Everyday Executive Functions in Children with Neurofibromatosis Type 1: Data from Nine Institutions
Children with neurofibromatosis type 1 (NF1), a gene condition that disrupts normal cell growth in the nervous system, often experience difficulties with everyday thinking skills, such as paying attention, remembering information and task management. However, it has been unclear how these challenges may differ across ages.
To address this gap, a large-scale international study by Assistant Professor Yang Hou, Ph.D., Postdoctoral Scholars Xiaoli Zong, Ph.D., Dan Liu, Ph.D., and colleagues combined data from over 1,000 children with NF1 across multiple research sites to examine age-related patterns in these thinking skills.
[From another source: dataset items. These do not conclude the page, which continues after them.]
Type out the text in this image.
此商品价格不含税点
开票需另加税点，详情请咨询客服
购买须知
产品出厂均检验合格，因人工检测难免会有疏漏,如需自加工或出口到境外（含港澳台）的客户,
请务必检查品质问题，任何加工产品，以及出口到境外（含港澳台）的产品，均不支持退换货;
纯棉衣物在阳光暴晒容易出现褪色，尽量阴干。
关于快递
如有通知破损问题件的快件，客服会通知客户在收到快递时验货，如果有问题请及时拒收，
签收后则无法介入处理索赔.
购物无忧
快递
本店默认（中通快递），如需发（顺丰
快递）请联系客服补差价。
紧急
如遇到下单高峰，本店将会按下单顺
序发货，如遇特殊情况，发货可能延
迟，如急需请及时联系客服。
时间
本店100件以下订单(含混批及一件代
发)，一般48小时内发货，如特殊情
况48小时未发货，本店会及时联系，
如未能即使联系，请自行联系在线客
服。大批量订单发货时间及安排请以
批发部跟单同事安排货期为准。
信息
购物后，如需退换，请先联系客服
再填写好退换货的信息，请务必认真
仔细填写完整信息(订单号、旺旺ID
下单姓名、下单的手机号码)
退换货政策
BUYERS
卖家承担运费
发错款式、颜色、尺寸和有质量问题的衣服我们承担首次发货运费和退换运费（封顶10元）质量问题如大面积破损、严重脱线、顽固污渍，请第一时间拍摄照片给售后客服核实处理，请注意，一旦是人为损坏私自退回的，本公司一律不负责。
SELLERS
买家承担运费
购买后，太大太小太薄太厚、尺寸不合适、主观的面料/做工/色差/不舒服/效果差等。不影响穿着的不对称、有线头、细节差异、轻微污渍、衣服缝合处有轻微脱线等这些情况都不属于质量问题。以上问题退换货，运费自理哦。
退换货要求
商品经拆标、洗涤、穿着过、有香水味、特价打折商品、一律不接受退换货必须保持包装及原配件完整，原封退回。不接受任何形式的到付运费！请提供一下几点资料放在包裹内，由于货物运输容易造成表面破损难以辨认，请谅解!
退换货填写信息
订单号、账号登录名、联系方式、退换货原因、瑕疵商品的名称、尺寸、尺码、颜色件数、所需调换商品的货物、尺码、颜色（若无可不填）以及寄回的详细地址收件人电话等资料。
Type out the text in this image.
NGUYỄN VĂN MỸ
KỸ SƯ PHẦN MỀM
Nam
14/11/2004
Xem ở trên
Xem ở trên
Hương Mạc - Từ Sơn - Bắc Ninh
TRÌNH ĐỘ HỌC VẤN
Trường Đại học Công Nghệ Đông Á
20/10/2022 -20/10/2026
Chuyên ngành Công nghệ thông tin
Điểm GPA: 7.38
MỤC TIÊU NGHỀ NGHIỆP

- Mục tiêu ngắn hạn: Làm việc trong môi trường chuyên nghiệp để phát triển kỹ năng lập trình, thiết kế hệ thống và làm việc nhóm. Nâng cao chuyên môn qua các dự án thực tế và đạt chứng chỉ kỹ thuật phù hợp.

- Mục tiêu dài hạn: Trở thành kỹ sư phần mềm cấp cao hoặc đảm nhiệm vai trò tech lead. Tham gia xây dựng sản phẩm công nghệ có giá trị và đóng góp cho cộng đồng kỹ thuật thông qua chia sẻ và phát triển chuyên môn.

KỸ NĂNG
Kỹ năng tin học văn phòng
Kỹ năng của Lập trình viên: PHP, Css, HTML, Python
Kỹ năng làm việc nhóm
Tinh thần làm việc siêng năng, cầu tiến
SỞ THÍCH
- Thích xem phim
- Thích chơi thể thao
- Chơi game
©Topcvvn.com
Hou emphasized, “this project reflects years of collaboration across institutions and countries, all working toward a shared goal of better understanding neurobehavioral challenges in children with NF1. By bringing together these datasets, we can move beyond small, single-site studies and begin to capture developmental patterns with greater precision.”
Across the combined dataset, researchers found that children with NF1 experience more difficulties than typically developing peers, with the largest challenges observed in mid-childhood to mid-adolescence.
Importantly, the study shows that executive function difficulties in NF1 may differ across developmental periods and across individuals, rather than appearing uniform across childhood and adolescence. Although based on cross-sectional data comparing children of different ages rather than following the same children over time, these findings underscore the potential value of ongoing monitoring and support tailored to a child’s age and individual characteristics, rather than a one-size-fits-all approach.
More broadly, this work demonstrates the value of multi-site collaboration and data sharing in rare disease research, where individual studies often lack sufficient sample sizes. It also highlights the need for future longitudinal research to better understand how executive functioning changes over time in children with NF1.